Sono state posizionate sul territorio di ATS quattro stazioni, costituite da tre alveari, una trappola che raccoglie il polline e una che raccoglie gli insetti morti.
Quando l'ape accumula nelle "sacche" posizionate sulle zampette il polline e torna all'alveare per deporlo a favore della nutrizione della larva, la "pallina" finisce nelle maglie della trappola per essere analizzata. Dai risultati che si ottengono si possono fare diverse letture dello stato di salute dell'insetto.
La larva può non svilupparsi oppure nascere più debole perchè contaminata da un agente che non è subito letale ma col tempo va "fiaccando" gli esemplari della famiglia, che si riducono e contraggono anche la produzione di miele.
La sindrome da spopolamento degli alveari è dovuta, infatti, a tre fattori principali: gli avvelenamenti da pesticidi, le patologie o le avversità che si manifestano nel tempo che possono essere nuove o storiche, e i cambiamenti climatici importanti.

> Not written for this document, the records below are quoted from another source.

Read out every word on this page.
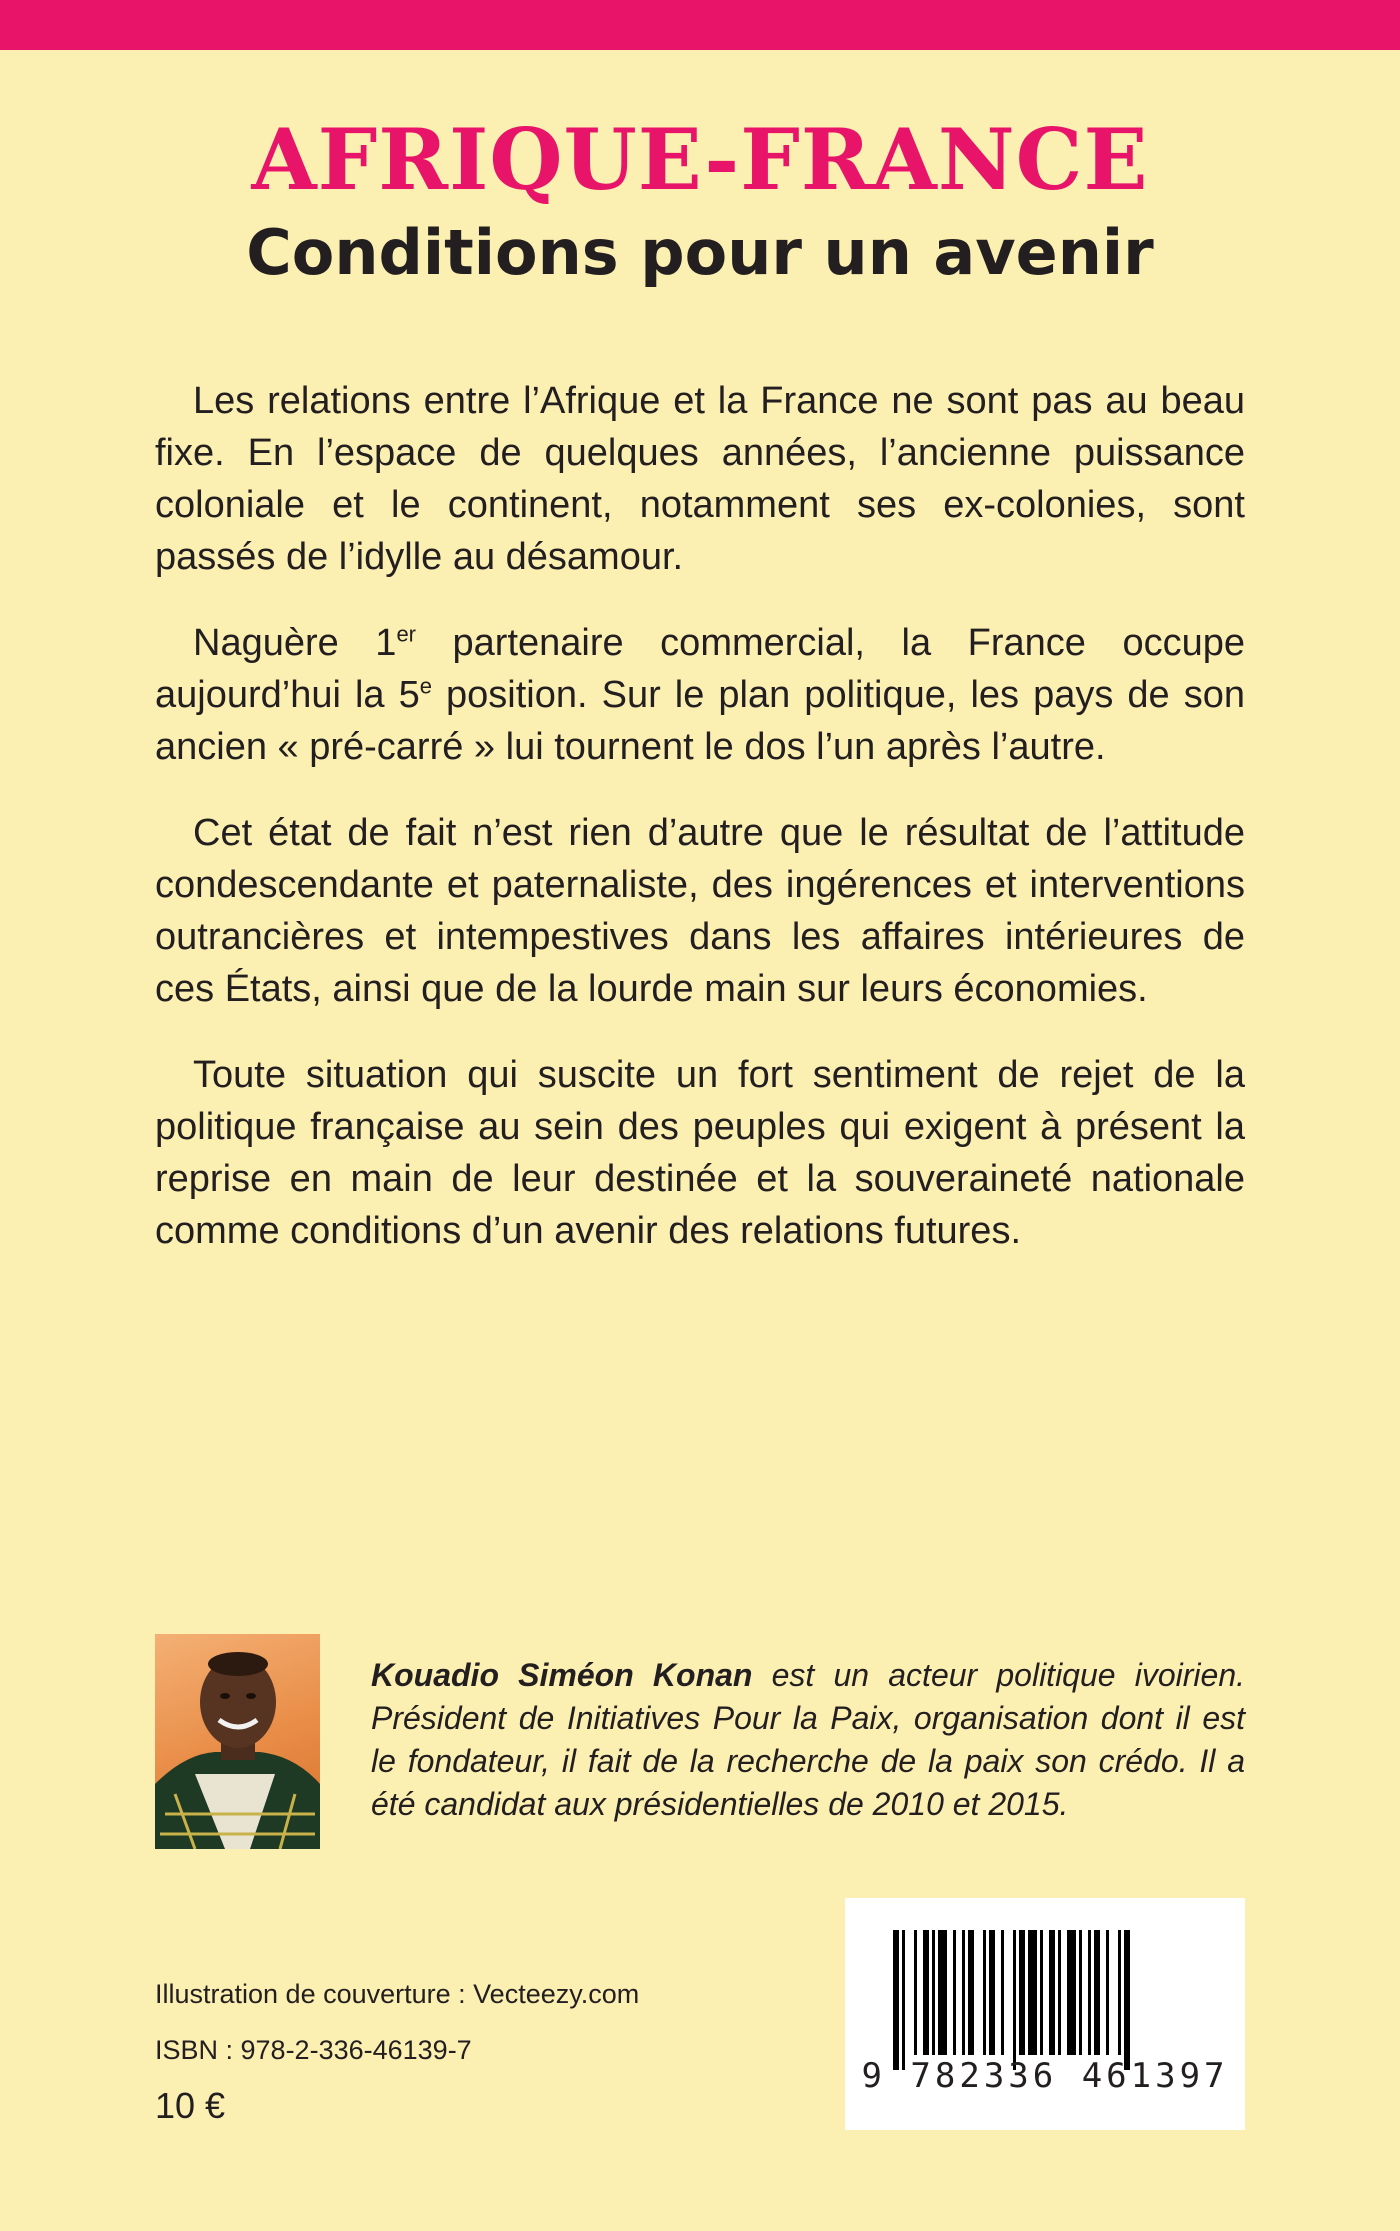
AFRIQUE-FRANCE
Conditions pour un avenir

Les relations entre l’Afrique et la France ne sont pas au beau fixe. En l’espace de quelques années, l’ancienne puissance coloniale et le continent, notamment ses ex-colonies, sont passés de l’idylle au désamour.

Naguère 1er partenaire commercial, la France occupe aujourd’hui la 5e position. Sur le plan politique, les pays de son ancien « pré-carré » lui tournent le dos l’un après l’autre.

Cet état de fait n’est rien d’autre que le résultat de l’attitude condescendante et paternaliste, des ingérences et interventions outrancières et intempestives dans les affaires intérieures de ces États, ainsi que de la lourde main sur leurs économies.

Toute situation qui suscite un fort sentiment de rejet de la politique française au sein des peuples qui exigent à présent la reprise en main de leur destinée et la souveraineté nationale comme conditions d’un avenir des relations futures.

Kouadio Siméon Konan est un acteur politique ivoirien. Président de Initiatives Pour la Paix, organisation dont il est le fondateur, il fait de la recherche de la paix son crédo. Il a été candidat aux présidentielles de 2010 et 2015.

Illustration de couverture : Vecteezy.com

ISBN : 978-2-336-46139-7

10 €

9 782336 461397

Le api, nella loro opera di impollinazione, possono entrare in contatto con fattori nocivi (diserbanti, fungicidi,...), prodotti utilizzati nelle aziende florovivaistiche o in contesti urbani (insetticidi) oppure con molecole derivanti da inquinamento di aria e acqua. Di conseguenza possono subire avvelenamenti acuti o subclinici, che non sempre portano al decesso dell'animale ma al suo graduale e inesorabile indebolimento. Con conseguenti impatti a livello economico (si pensi che il valore dell'impollinazione a livello mondiale è stimato attorno ai 265 miliardi di euro l'anno), occupazionale. produttivo (calo della produzione di cibo), ambientale (è a rischio la biodiversità con la perdita della flora spontanea).
Scopo del monitoraggio è appunto comprendere il grado di salute di questi insetti e quindi del loro livello di "avvelenamento".
Una centralina è stata posizionata nell'ambito periurbano di Monza, dunque un contesto molto antropizzato, comprendendo anche parte del parco della villa reale. Le api, rispetto alla loro "casa", si spostano anche di 3 chilometri e questo permette di mettere sotto la lente una porzione molto vasta di territorio.
Una seconda centralina si trova nell'area del vimercatese e meratese, zona antropizzata ma caratterizzata anche da agricoltura intensiva ben rappresentata.
La terza si trova nella cintura tra Valmadrera e Civate dove l'attività agricola è meno presente ma ci sono realtà industriali importanti che potenziali risvolti negativi a livello di inquinamento.
Si spera, invece, di trovarsi di fronte a una soluzione ottimale con la centralina in Valsassina: territorio meno antropizzato, libero da industrie e da agricolture di tipo intensivo, con un clima favorevole.
Il dottor Giovanni Prestini
Come spiegato dal dottor Giovanni Prestini, referente dell'attività, si sta lavorando ad un progetto pilota che potrebbe poi essere esportato ad altre ATS. I risultati, attesi in queste settimane ma rallentati a causa della mole di lavoro cui è sottoposto l'istituto di zooprofilassi di Brescia, daranno una fotografia del patrimonio apiario delle province di Monza Brianza e Lecco.
La sindrome dello spopolamento degli alveari, a livello globale, nel 2021 ha portato a un calo di produzione stimato tra i 40 e il 60%. Percentuali elevatissime che suonano come un campanello di allarme da tenere in considerazione con una certa urgenza.